The Bechdel, Russo, and Race Test: American Horror Story: Hotel, “Devil’s Night” – Season 5, Episode 4

On American Horror Story: Hotel, “Devil’s Night,” Alex learned what had happened to her son, and famous, dead serial killers converged at the Hotel Cortez.

The Bechdel, Russo, and Race Test

“Devil’s Night” passed the Russo test but did not pass the Bechdel or race test.

John is a special guest at Mr.

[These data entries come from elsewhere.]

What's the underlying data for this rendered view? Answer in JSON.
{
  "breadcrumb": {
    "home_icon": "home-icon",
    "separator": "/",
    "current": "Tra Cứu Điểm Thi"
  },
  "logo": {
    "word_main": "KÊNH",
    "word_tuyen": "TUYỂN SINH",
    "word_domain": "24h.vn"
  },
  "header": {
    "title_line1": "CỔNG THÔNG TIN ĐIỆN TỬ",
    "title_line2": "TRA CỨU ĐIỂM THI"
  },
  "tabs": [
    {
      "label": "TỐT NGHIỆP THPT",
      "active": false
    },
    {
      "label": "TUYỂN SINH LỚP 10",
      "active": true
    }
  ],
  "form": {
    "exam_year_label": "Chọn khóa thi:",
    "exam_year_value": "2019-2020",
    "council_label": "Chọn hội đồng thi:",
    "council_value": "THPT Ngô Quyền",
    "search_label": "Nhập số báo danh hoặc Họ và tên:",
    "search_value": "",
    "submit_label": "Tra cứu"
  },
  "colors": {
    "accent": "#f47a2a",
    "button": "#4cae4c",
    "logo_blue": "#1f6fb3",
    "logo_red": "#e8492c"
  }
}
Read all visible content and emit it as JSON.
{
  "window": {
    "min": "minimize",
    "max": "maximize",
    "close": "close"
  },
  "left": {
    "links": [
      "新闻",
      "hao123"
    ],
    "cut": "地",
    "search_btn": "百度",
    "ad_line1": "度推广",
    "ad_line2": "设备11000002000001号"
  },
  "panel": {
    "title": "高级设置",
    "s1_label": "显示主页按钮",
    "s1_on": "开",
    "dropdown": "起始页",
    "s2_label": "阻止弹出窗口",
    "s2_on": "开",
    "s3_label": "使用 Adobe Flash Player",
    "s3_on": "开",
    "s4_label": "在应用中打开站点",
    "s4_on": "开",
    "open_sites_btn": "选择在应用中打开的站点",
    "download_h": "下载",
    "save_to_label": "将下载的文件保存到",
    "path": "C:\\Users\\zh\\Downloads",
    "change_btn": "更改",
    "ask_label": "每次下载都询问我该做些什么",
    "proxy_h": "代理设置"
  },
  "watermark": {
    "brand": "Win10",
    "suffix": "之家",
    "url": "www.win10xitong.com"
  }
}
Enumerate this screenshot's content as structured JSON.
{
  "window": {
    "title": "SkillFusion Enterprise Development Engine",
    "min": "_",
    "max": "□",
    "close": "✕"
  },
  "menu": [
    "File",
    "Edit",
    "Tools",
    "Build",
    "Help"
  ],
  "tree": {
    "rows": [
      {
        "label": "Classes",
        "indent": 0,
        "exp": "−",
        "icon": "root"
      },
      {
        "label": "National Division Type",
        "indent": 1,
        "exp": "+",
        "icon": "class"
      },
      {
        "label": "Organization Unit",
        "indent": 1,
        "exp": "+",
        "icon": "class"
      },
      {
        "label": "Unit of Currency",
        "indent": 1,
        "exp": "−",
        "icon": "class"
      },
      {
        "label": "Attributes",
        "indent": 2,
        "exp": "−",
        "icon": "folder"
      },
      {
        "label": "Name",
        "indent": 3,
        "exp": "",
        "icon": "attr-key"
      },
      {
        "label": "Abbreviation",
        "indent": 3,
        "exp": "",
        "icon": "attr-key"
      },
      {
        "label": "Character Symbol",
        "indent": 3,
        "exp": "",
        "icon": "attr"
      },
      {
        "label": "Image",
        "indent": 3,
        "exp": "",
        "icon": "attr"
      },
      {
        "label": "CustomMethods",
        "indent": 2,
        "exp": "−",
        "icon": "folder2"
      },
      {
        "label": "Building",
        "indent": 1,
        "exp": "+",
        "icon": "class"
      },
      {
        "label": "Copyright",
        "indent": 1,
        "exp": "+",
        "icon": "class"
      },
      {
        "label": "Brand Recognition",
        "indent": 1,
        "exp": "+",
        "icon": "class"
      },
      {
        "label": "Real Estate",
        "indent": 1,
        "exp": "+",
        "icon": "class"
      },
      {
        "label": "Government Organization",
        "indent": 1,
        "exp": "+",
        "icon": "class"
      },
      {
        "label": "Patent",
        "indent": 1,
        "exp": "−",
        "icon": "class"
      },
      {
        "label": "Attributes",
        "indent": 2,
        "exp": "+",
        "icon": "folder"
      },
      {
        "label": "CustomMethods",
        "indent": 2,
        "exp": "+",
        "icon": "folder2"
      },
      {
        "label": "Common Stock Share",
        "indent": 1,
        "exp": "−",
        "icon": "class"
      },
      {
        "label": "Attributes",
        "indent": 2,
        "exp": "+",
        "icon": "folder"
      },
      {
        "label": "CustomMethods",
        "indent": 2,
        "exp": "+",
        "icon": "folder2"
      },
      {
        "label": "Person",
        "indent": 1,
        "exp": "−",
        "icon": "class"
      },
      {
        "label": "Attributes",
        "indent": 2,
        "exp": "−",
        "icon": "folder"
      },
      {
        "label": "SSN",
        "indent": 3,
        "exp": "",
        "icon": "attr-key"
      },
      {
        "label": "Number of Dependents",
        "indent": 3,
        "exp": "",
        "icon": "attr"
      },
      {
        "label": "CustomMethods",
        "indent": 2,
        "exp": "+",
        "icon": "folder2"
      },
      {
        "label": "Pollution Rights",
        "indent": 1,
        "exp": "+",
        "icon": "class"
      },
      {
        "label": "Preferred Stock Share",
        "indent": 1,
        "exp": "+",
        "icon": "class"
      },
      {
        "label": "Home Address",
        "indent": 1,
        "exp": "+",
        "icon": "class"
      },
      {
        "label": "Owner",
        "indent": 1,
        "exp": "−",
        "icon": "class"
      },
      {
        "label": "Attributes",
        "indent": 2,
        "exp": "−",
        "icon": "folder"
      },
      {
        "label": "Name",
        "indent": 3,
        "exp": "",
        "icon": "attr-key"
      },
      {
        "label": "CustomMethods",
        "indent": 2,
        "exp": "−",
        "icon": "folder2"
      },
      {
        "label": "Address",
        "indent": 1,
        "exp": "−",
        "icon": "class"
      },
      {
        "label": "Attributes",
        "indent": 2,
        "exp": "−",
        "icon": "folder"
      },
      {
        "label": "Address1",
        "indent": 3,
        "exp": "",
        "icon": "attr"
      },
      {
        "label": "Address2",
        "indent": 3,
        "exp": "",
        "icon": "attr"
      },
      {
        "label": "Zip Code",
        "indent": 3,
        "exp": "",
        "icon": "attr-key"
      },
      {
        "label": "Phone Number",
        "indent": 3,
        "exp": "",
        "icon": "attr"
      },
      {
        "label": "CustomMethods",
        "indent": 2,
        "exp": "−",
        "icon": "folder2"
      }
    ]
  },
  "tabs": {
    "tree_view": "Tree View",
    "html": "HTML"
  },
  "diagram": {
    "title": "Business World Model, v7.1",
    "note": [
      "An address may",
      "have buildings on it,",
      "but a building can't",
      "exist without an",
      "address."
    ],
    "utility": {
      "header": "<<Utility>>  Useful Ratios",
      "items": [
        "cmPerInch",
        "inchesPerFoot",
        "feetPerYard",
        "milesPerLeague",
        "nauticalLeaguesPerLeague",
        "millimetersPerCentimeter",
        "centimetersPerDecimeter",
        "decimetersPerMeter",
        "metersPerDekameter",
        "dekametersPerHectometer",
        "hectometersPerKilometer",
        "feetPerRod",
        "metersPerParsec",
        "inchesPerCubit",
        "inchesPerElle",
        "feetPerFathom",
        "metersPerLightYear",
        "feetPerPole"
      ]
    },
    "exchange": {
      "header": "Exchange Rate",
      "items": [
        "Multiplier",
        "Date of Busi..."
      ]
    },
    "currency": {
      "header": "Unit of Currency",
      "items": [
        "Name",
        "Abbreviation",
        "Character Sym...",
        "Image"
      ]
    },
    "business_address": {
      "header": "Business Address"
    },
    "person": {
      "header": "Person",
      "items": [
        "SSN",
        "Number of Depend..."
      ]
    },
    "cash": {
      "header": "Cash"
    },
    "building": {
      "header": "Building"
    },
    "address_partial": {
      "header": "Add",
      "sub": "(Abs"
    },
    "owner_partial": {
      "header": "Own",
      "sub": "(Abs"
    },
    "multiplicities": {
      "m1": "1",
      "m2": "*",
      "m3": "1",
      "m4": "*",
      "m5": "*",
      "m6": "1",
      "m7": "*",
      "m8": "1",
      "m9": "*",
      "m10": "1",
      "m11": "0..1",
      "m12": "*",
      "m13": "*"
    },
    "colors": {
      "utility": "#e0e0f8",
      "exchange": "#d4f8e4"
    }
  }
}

March’s Devil’s Night Soiree.

There was one LGBTI character in “Devil’s Night” (the Countess), and this character met all of the requirements of the Russo test as she is LGBTI and she was in the episode; she was not solely defined by her sexual orientation (e.g., she was also defined as being a vampire and a mother); and her removal from the episode would have significantly affected the plot as she is a main character and she played an important role in this episode (e.g., she revealed to Alex what had happened to Holden), so she (and thus the episode) passed the Russo test. “Devil’s Night” did not, however, pass either the Bechdel or race test.

There were two instances in “Devil’s Night” where women talked to each other and had a conversation, and while these women had names, they always (indirectly or directly) referenced men and boys (e.g., the Countess and Alex talked on two separate occasions about how Alex must have a lot of questions about Holden and how John neglected Holden) so the episode did not pass the Bechdel test.

As to why the episode did not pass the race test, there was only one non-White person (Ramirez) in “Devil’s Night” so the episode was obviously unable to meet the requirements of the race test.

*The Bechdel test entails three requirements:
1. It has to have at least two (named) women in it
2. Who talk to each other
3. About something besides a man

**The Vito Russo test entails three requirements:
1. The show contains a character that is identifiably lesbian, gay, bisexual, intersex and/or transgender
2. The character must not be solely or predominately defined by her sexual orientation, gender identity and/or as being intersex
3.The character must be tied into the plot in such a way that her removal would have a significant effect

***The race or people of color (POC) test has three requirements:
1. It has two people of color in it
2. Who talk to each other
3. About something other than a White person

****Just because a show passes the Bechdel, Russo and race test does not mean that it is not sexist, heterosexist, racist and/or cissexist, etc. The Bechdel, Russo and race test is only a bare minimum qualifier for the representation of LGBTI individuals, women and people of color in television. The failure to pass these tests also does not identify whether the central character was a woman, a person of color or a LGBTQI individual and it does not dictate the quality of the show.